When we sing “Jesus loves me,” we affirm not only that Christ cares for us as people, but we are also saying Jesus loves us enough to encourage us to move from bad to good or good to better. We, as the church, have long tolerated hypocrisy and inconsistent faith. When we judge outsiders while protecting insiders, people notice. When members get special treatment, the unchurched leave knowing we don’t really care about people, just some people. When the church becomes more interested with propping up the past rather than boldly venturing into the future — we are no longer the church. Like children, the church calls a spade a spade in love.
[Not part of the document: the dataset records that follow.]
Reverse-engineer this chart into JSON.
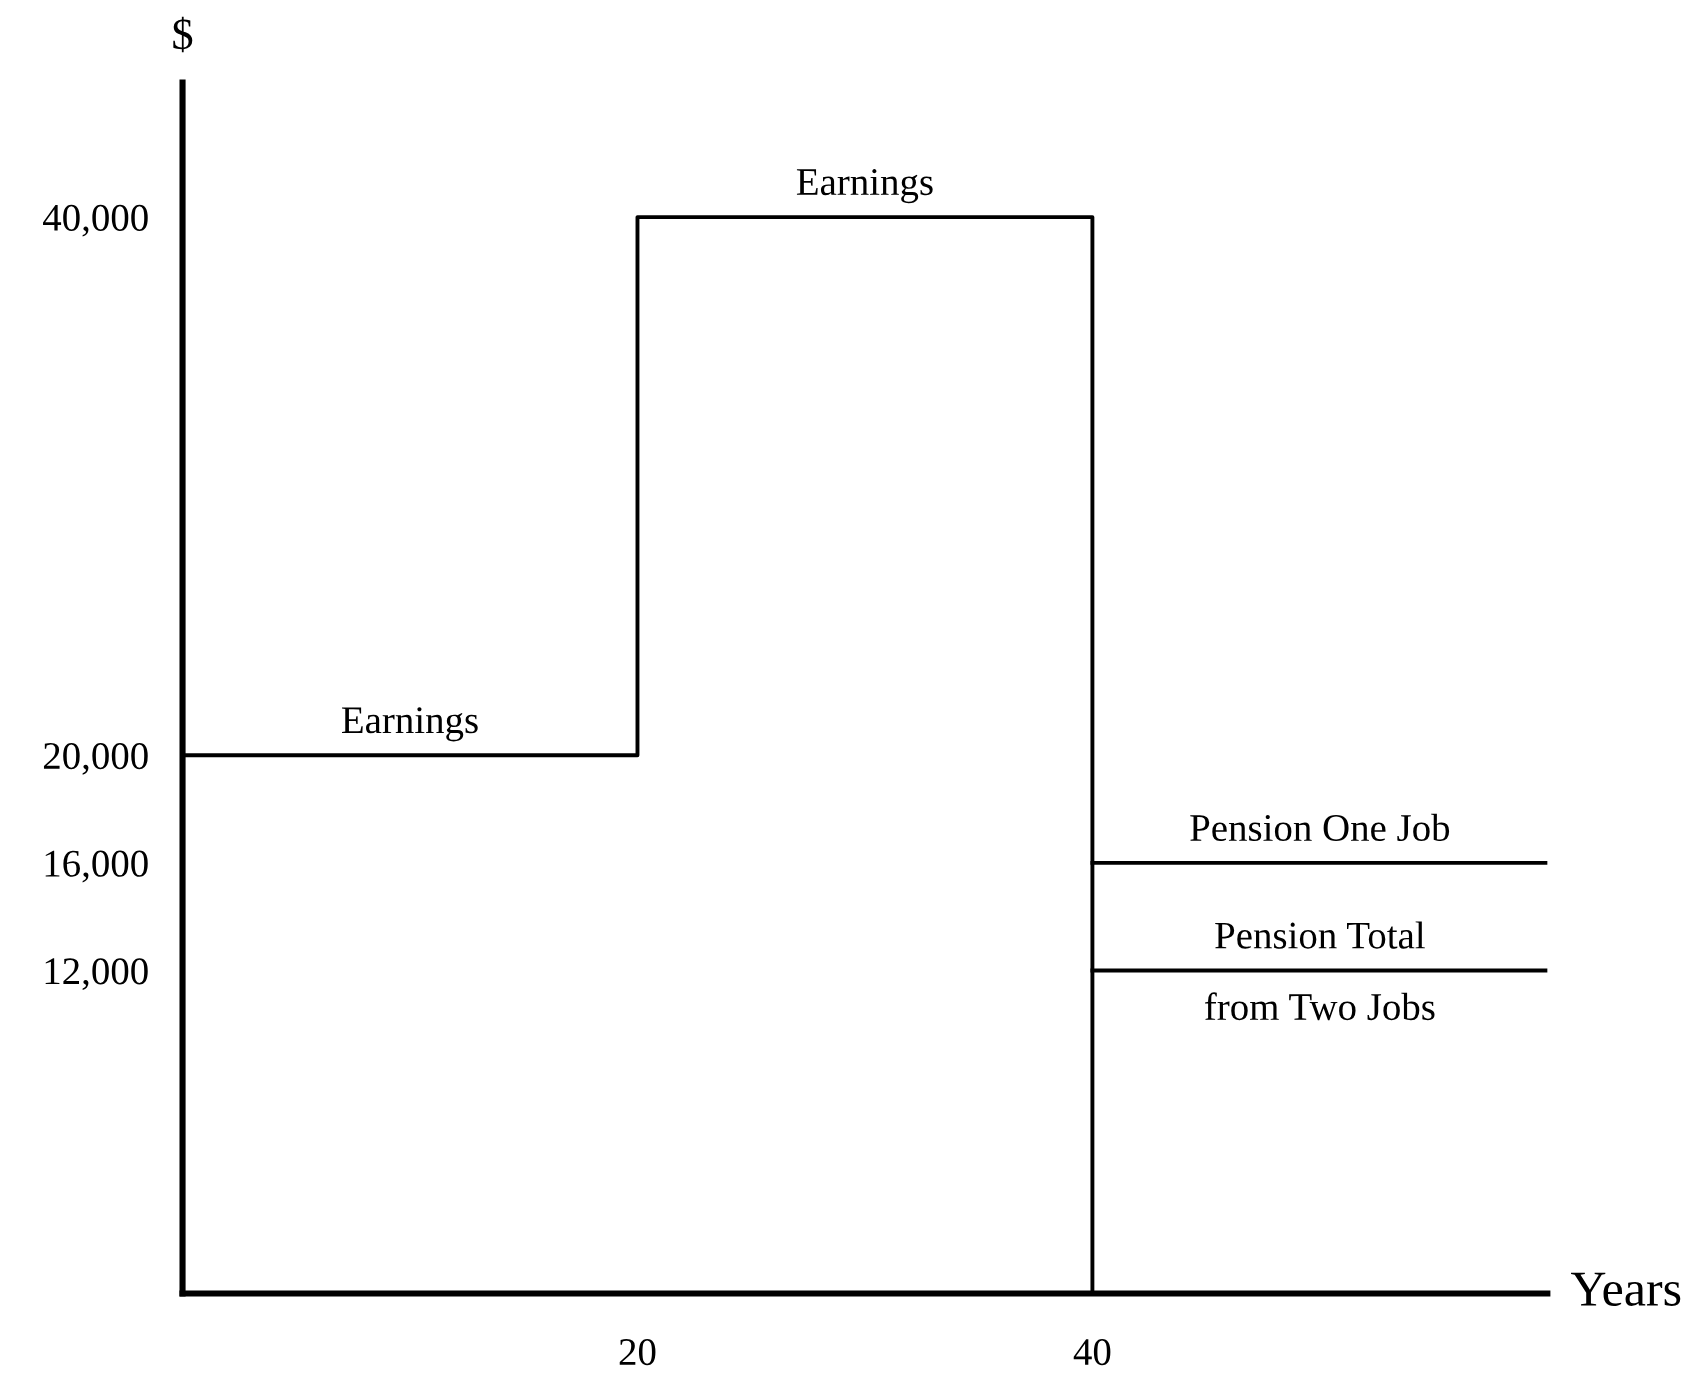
{
  "chart_data": {
    "type": "line",
    "xlabel": "Years",
    "ylabel": "$",
    "series": [
      {
        "color": "#000000",
        "x": [
          0,
          20,
          20,
          40,
          40
        ],
        "values": [
          20000,
          20000,
          40000,
          40000,
          0
        ]
      },
      {
        "color": "#000000",
        "x": [
          40,
          60
        ],
        "values": [
          16000,
          16000
        ]
      },
      {
        "color": "#000000",
        "x": [
          40,
          60
        ],
        "values": [
          12000,
          12000
        ]
      }
    ],
    "annotations": [
      {
        "text": "Earnings",
        "x": 10,
        "y": 20000
      },
      {
        "text": "Earnings",
        "x": 30,
        "y": 40000
      },
      {
        "text": "Pension One Job",
        "x": 50,
        "y": 16000
      },
      {
        "text": "Pension Total",
        "x": 50,
        "y": 12000
      },
      {
        "text": "from Two Jobs",
        "x": 50,
        "y": 12000
      }
    ],
    "xlim": [
      0,
      60
    ],
    "ylim": [
      0,
      45000
    ],
    "xticks": [
      20,
      40
    ],
    "yticks": [
      {
        "value": 12000,
        "label": "12,000"
      },
      {
        "value": 16000,
        "label": "16,000"
      },
      {
        "value": 20000,
        "label": "20,000"
      },
      {
        "value": 40000,
        "label": "40,000"
      }
    ],
    "grid": false,
    "marker": "none",
    "line_style": "solid"
  }
}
Like Jesus, the church strives for a consistent message of love.

Church, Christ offers us a choice. Are we going to give love a bad name? When people enter to worship, will they be going to chapel of love? When the world asks, “What’s love got to do with it?” how will we answer? My hope, my prayer, is that we will answer that we are “crazy in love” and “all you need is love.” After all, love is the message Jesus gave us to share. It’s what Jesus would do.

I’m convinced that nothing can separate us from God’s love in Christ Jesus our Lord: not death or life, not angels or rulers, not present things or future things, not powers or height or depth, or any other thing that is created.”